Nathan,
On 1/27/15 5:44 PM, Nathan Scott wrote:
Your pmie rule is working here with a default setup (ie pmdaproc as a
privileged child process of pmcd). If I run the rule below and issue
"killall -v pmdaproc && pminfo -v proc" in a separate window, this is
what happens...
OK, this part makes sense to me now. I had a misunderstanding on what
would alert pmcd on the disappearance of a pmda.
3. The procpmda_check.sh never gets called. Even after waiting 10
minutes, so several 2 minute cycles should have occurred.
If instead I do the following:
1. kill <pid_of_proc_pmda>
2. pminfo
Error: Broken pipe
(so the difference here is an addition of a request to the failed
PMDA, I think? thats missing in the first scenario anyway)
Correct
3. pminfo
<correct pminfo output>
4. procpmda_check.sh gets called properly to signal that the pmda has
died at the appropriate time.
That makes sense, I think - pmcd is only noticing that the PMDA is
gone once you request a metric from the failed PMDA.
OK. I had assumed that the pmie call to:
pmcd.agent.status #'proc'
would trigger some sort of request to the proc pmda, but on further
thought, I guess it makes sense that this would not occur and pmcd's
knowledge of the proc pmda state would only change on a real metric request.
practice, but it was the only way I could think of simulating the
behavior. Any thoughts on the best way to debug this?
I guess I'm not really seeing the problem (not able to reproduce it
here anyway). I think your simulation is fine, and its OK that only
when something requests values that we notice the failed PMDA (since
thats exactly what would happen in practice).
OK. Sounds good.

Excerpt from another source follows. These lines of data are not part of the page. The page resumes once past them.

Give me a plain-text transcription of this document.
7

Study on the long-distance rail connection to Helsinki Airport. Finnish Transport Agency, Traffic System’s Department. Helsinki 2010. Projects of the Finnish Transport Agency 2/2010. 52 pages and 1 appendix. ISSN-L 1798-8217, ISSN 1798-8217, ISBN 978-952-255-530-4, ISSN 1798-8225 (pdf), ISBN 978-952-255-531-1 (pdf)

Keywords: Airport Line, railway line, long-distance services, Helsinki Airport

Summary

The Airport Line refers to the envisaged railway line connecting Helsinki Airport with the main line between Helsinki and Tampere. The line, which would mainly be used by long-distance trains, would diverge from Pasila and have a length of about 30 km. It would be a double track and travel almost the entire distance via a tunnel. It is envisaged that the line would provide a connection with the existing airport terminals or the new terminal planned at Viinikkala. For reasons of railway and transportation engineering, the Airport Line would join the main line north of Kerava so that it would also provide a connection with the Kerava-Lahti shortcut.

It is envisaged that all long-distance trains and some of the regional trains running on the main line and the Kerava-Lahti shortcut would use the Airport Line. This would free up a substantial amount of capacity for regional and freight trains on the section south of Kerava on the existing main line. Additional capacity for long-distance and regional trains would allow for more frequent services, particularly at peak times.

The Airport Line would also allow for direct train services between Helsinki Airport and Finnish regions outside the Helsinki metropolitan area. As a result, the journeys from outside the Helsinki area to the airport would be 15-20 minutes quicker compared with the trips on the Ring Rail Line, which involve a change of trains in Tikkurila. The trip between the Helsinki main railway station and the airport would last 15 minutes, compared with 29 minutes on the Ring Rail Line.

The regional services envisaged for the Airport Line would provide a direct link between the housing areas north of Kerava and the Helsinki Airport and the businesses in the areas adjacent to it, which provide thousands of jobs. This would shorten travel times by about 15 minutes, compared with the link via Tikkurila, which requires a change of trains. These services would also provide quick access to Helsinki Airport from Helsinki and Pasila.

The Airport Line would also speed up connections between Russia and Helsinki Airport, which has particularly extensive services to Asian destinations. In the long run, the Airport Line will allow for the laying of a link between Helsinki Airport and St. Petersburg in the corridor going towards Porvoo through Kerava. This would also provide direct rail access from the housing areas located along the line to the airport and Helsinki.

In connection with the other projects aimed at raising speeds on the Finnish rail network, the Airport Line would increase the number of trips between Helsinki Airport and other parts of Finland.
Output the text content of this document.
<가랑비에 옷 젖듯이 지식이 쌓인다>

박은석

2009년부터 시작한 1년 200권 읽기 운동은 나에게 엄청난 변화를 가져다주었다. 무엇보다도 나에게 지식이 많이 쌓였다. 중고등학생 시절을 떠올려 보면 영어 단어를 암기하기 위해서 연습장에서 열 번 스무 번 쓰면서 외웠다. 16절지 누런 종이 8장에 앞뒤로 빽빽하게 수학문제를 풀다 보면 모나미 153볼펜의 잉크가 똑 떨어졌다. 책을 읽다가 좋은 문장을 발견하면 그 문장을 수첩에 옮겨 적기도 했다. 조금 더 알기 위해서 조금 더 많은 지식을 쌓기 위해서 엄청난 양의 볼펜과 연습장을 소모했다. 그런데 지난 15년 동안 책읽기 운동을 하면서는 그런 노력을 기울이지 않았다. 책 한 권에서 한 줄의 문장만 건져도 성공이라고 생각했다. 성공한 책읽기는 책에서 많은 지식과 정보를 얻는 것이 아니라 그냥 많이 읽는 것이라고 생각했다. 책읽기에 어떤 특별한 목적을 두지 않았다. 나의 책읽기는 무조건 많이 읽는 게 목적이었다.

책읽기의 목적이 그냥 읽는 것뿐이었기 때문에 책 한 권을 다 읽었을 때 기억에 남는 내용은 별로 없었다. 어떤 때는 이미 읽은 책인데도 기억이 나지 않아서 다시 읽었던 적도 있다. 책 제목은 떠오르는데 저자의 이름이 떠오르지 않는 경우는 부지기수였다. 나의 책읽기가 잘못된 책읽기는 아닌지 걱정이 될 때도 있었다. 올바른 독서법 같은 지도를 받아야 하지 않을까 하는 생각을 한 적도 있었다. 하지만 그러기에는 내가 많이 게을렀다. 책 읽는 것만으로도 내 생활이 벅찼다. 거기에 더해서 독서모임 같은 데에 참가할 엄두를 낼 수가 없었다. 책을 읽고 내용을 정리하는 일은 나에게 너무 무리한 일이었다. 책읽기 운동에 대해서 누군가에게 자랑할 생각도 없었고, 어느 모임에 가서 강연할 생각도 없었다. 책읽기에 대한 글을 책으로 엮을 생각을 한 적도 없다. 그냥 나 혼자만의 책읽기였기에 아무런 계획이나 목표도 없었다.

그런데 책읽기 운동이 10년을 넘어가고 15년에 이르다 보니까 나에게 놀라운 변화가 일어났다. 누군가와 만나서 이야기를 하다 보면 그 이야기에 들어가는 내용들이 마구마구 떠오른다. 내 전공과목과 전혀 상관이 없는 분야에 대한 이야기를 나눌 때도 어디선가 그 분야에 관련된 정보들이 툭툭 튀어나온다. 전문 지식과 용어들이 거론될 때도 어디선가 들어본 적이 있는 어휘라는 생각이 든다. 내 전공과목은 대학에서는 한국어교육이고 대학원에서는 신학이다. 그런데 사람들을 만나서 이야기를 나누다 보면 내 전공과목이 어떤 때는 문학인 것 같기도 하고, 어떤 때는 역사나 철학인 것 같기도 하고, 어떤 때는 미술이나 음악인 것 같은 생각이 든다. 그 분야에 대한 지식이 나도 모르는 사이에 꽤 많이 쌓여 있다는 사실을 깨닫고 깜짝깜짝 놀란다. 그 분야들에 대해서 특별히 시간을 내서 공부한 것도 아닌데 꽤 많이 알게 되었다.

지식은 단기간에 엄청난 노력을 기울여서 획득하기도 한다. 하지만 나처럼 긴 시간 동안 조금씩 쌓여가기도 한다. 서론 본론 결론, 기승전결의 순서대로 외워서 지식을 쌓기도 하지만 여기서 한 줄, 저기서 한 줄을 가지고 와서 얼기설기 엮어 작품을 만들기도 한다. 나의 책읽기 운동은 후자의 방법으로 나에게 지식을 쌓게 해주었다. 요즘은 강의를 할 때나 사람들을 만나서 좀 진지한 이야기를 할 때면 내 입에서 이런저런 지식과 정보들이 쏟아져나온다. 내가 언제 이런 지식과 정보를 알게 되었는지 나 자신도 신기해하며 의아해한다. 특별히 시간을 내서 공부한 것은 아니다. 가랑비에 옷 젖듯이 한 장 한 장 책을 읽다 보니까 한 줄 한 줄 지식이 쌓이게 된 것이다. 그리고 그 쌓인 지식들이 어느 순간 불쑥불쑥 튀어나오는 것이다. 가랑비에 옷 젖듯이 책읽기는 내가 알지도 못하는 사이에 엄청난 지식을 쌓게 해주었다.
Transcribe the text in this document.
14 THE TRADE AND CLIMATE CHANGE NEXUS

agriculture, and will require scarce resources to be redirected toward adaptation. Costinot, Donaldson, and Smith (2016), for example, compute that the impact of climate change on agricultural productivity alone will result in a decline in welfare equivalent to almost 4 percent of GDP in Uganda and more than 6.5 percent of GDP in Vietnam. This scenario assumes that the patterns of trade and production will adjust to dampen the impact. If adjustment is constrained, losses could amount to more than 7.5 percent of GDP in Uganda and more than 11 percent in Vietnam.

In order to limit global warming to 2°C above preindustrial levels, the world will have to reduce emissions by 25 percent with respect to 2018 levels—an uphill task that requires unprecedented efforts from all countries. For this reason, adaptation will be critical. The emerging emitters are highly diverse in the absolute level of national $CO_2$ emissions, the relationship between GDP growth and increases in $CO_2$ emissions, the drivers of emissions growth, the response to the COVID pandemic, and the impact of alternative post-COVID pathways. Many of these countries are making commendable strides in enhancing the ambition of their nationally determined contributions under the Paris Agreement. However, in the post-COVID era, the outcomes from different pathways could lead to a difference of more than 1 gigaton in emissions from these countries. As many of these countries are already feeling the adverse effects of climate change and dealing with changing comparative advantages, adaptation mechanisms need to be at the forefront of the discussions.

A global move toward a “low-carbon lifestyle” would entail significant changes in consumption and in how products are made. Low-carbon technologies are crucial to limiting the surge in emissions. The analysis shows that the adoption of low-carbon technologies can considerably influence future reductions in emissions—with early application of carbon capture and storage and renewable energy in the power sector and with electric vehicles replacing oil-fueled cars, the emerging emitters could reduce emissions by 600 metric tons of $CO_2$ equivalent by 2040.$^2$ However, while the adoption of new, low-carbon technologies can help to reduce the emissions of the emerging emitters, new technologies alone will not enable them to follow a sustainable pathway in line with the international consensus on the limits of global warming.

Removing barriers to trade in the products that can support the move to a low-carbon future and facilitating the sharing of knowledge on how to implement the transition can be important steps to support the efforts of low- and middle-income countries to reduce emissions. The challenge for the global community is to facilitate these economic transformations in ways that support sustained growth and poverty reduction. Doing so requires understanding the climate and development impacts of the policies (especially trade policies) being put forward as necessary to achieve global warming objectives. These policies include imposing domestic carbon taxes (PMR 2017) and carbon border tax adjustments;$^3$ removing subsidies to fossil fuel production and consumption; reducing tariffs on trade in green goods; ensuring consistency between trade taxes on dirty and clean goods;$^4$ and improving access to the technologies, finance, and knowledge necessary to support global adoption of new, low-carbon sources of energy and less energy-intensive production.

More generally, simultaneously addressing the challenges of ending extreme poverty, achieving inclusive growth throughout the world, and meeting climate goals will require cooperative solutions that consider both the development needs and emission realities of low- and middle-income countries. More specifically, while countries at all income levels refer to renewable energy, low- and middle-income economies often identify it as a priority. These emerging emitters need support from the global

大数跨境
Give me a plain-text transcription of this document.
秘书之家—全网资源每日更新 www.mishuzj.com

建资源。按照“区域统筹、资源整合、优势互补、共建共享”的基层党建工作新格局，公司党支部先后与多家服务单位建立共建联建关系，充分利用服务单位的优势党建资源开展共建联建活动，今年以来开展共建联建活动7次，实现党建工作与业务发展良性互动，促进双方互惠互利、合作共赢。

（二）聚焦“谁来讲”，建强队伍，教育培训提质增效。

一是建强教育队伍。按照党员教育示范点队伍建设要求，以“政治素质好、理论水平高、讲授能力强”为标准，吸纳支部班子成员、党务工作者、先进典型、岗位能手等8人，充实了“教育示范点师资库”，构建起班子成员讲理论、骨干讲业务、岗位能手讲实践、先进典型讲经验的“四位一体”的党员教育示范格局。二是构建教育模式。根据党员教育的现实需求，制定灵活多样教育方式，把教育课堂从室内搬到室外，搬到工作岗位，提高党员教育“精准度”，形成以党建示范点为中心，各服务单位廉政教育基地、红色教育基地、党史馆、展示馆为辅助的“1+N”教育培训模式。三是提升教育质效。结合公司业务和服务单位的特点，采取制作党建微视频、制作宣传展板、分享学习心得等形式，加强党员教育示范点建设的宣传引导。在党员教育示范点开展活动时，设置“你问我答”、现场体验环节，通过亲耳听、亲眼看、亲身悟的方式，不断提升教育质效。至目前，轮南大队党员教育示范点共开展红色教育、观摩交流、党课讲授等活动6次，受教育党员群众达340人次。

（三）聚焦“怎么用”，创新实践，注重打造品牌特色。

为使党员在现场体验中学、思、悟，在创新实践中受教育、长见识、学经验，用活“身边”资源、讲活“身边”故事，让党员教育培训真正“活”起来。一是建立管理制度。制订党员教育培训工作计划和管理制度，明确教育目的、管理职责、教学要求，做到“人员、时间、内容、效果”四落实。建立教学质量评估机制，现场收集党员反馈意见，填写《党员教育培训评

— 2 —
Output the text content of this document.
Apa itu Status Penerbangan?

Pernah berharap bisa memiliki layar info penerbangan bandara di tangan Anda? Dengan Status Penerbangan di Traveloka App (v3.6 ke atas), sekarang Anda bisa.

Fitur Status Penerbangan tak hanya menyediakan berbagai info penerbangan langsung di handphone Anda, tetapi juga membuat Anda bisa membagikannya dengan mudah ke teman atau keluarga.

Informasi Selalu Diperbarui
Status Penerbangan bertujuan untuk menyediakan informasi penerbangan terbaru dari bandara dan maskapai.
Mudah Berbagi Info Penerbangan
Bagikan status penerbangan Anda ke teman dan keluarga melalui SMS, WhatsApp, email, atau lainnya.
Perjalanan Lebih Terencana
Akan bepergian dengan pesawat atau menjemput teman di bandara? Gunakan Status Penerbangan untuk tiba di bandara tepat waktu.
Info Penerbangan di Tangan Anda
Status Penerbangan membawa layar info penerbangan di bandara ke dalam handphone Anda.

As you say, in actual practice, a metric fetch should
cause pmcd to notice what is going on, and after that, the pmie rule
will fire. I'm all set on the pmie side. But as I discovered below,
only certain types of fetches will cause this to happen.
It turns out that PMIE has nothing to do with the problem I was seeing
and was just adding noise to the problem. Stripping away more variables.
If I shut down pmie, pmlogger, pmproxy, pmwebd, nothing interacting with
pmcd on a regular basis, fresh vm (Centos 6.5), git dev from this
morning, out of the box config after doing Makepkgs, and then:
>killall -v pmdaproc
Killed pmdaproc(23682) with signal 15
>pmval pmcd.agent.status
pmval: pmLookupDesc: IPC protocol failure
>pmval hinv.ncpu
pmval: pmLookupDesc: IPC protocol failure
>pminfo hinv.ncpu
Error: hinv.ncpu: Broken pipe
>pmval proc.nprocs
pmval: pmLookupDesc: IPC protocol failure
>pminfo proc.nprocs
Error: proc.nprocs: Broken pipe
I can't get anything out of pcp until either a "pminfo" or a "pminfo
proc". Then it all works fine again. So even without pmie to restart
it, if i do "pminfo proc", the proc pmda remains dead (as is expected)
and doesn't return valid information (as is expected). But this process
gets pmcd back in a usable state. I guess my concern on this is that on
some machines, we log proc infrequently compared to other metrics. So if
the proc_pmda dies, anybody's queries to non proc metrics will fail
until something queries the dead pmda in an appropriate way.
Its important to run this test without pmlogger active for any proc
metrics as that kicks pmcd back into a good state when those metrics are
logged. In practice I can work around this by just having pmlogger log a
lightweight proc metric fairly frequently, but wanted to know if this
was expected behavior when a pmda goes away. Its strange that the act
of logging a proc metric brings pmcd back but a pmval doesn't.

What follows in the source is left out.